Reflecting on those lonely days

Many years ago, I came across a famous quote of Albert Einstein's that has since stuck in my mind:

My passionate sense of social justice and social responsibility has always contrasted oddly with my pronounced lack of need for direct contact with other human beings and human communities. I am truly a "lone traveler" and have never belonged to my country, my home, my friends, or even my immediate family, with my whole heart; in the face of all these ties, I have never lost a sense of distance and a need for solitude.

From my earliest days to well into my thirties, I often felt achingly lonely, an oddball.  Einstein was my childhood idol.  It was his life story that inspired me to start down the road of becoming a physicist.  His self-description as a "lone traveler" was  solace for me.  I used to hope that one day I'd grow up to be as special and singular a figure as Einstein.  (No lack of ambition there, eh?)

Part of growing up for me is to accept that I am no Einstein (nor even a journeyman physicist for that matter).  A side effect of  self-acceptance:  I no longer feel so lonely.   I am really like the people around me. I'm also so blessed to have the love of family and friends who accept me for who I am, in spite of  my unrealized ambitions.

Deep Simplicity and Iterations

I've been reading Deep Simplicity: Bringing Order to Chaos and Complexity by John Gribbin. I was hoping to glean more insight into the whole "levels of organization" problem
that has long fascinated me. I also used one of Gribben's examples of
what many call a "sensitive dependence on initial conditions" to use my
computer to plot the results. I was considering using Matplotlib / pylab - matlab style python plotting (plots, graphs, charts) but instead used Excel, which did the job fine.

What was the task in question?
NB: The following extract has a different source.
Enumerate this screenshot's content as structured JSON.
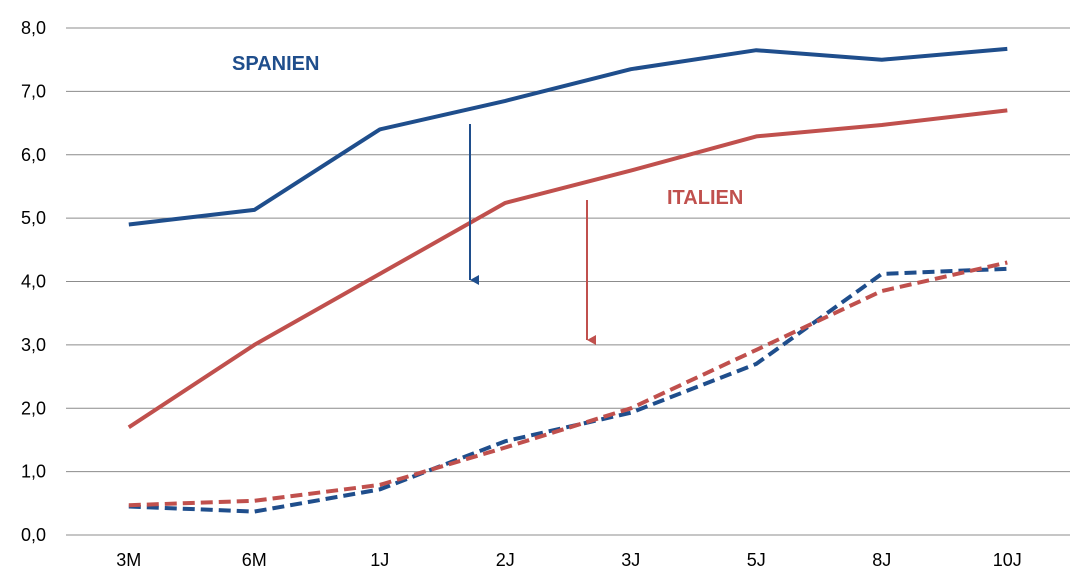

It was to iterate the function 2x^2-1,
where x is in between -1 and 1, to see how even a small change in an
initial x leads to diverging values as we go through the iterations.
That is, the small differences are magnified by the feedback loop of
iteration. (I know that the last two sentences are not terribly well
written alas....)

Besides getting to play with mathematically oriented computation, did I
actually glean any more insight about why there seem to be distinct
levels of organization in our cosmos? I don't know. At first, I was
going to write that the sensitive dependence on initial conditions can
give rise to boundaries -- but I can't say such a statement makes any
sense to me. Hmmm....back to the mental drawing board.